Work Package 3
Compositionality and contextuality
The flexibility and expressiveness of human language are based on a neurocognitive infrastructure that allows endless new combinations of words and contexts to co-determine the interpretation of what otherwise would be an inherently ambiguous signal ("the infinite use of finite means"; Wilhelm von Humboldt). WP 3 focuses on compositionality and contextuality of language which are core aspects of human language.

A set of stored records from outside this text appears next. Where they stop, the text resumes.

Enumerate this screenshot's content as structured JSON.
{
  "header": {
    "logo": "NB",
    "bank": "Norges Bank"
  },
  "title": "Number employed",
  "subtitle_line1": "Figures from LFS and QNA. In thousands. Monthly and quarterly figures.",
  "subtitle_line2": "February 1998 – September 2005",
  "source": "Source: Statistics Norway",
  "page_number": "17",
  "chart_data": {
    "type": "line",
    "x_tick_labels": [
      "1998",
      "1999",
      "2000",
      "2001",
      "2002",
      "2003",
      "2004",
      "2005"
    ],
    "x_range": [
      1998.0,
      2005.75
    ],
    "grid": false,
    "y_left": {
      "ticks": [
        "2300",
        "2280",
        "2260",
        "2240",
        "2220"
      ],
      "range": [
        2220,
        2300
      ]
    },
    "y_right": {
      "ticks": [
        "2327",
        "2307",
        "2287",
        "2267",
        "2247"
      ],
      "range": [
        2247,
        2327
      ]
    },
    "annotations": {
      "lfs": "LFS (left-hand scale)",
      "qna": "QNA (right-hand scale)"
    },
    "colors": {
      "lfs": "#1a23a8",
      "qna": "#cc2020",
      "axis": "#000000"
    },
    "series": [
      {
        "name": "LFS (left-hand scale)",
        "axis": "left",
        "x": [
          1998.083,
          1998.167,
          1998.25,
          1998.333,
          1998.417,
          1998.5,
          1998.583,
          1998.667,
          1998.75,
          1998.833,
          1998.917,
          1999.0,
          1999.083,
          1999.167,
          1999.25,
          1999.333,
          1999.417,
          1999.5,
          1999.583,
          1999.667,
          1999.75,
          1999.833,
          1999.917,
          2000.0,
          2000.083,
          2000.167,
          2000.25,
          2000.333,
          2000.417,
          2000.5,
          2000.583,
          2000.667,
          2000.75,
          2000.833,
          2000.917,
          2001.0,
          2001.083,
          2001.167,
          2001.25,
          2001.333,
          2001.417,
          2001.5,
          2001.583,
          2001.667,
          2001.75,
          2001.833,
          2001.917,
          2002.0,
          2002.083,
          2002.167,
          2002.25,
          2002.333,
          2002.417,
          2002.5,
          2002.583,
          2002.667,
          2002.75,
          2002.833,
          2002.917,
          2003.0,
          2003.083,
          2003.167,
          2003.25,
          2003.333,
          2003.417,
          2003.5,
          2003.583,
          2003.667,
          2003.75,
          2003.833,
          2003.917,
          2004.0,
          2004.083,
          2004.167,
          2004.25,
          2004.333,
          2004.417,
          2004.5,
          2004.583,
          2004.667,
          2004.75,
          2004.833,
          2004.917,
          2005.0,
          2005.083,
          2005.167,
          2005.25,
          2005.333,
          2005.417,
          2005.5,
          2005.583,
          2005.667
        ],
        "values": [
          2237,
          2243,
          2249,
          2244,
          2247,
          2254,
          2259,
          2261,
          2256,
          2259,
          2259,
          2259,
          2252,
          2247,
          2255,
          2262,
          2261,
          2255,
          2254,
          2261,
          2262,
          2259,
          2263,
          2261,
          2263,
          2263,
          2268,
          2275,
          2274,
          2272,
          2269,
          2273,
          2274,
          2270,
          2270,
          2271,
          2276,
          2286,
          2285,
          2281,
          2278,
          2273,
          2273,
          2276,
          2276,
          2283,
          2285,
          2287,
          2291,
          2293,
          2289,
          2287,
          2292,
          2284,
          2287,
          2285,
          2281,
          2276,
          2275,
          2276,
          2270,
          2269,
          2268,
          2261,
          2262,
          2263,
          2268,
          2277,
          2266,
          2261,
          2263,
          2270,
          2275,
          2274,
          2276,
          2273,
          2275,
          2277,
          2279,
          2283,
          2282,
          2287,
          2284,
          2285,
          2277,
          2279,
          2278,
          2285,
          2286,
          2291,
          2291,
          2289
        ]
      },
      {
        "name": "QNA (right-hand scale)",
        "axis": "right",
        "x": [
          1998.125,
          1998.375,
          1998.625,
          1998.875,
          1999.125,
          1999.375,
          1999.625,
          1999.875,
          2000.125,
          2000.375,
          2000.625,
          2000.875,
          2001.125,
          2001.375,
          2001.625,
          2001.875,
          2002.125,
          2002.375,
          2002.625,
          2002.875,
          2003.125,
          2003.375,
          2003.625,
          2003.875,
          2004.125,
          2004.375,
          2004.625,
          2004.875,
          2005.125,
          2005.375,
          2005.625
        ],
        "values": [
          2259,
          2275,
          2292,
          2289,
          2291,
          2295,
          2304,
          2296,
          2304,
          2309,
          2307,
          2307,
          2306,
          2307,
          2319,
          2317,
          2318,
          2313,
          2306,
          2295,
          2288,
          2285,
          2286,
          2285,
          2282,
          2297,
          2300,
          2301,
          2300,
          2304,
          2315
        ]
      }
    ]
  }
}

A universal characteristic of language is that speaking and understanding is more than just a concatenation of the individual words that are retrieved from memory. Operations are in place that dynamically construct new structures from the building blocks that have been acquired during development and for which long-term memory representations have been formed in the mental lexicon. These combinatorial operations occur at the levels of phonology, syntax and semantics, and they are responsible for the compositionality of language. The question of how such combinatorial operations are instantiated in the brain constitutes the binding problem for language, the key research theme for this WP. In addition, language context beyond the word-, phrase- and sentence-level, as well as extralinguistic information co-determine the construction of the current utterance (in speaking), and the reconstruction of a situation model (in comprehension). This is what we refer to as the contextuality of language. Despite the general agreement that compositionality and contextuality are universal features of language and key to its expressive power, it remains unresolved how to best characterize the underlying mechanisms formally and computationally, as well as in terms of the processing architecture and its neurobiological implementation.
One of the main challenges for this WP is to unify abstract computational accounts of compositionality and contextuality, that have been formalized in recent years at the mathematical level, with implementations of binding that have neural plausibility. It is still a largely open question how the mechanism of binding is realized in distributed cortical networks along different time scales. Regarding the temporal configuration, current theories on neural processing point to transient synchrony of neuronal spiking as the neural correlate of information transmission between brain areas. In this WP we will pursue this direction, and investigate different spike-time-dependent mechanisms for flexible binding that will then be incorporated in a neurally plausible model of language processing.
Another big challenge is to understand the extent to which different brain areas are involved in binding. Although still poorly understood, prefrontal cortex (Broca's area and adjacent cortex) seems to play an important role, in interaction with regions in temporal cortex and elsewhere. Crucial information will be gained by high-field (7 Tesla) imaging that allows a resolution at the level of cortical layers, and by virtual lesions (through TMS) of the binding operations at different time slices.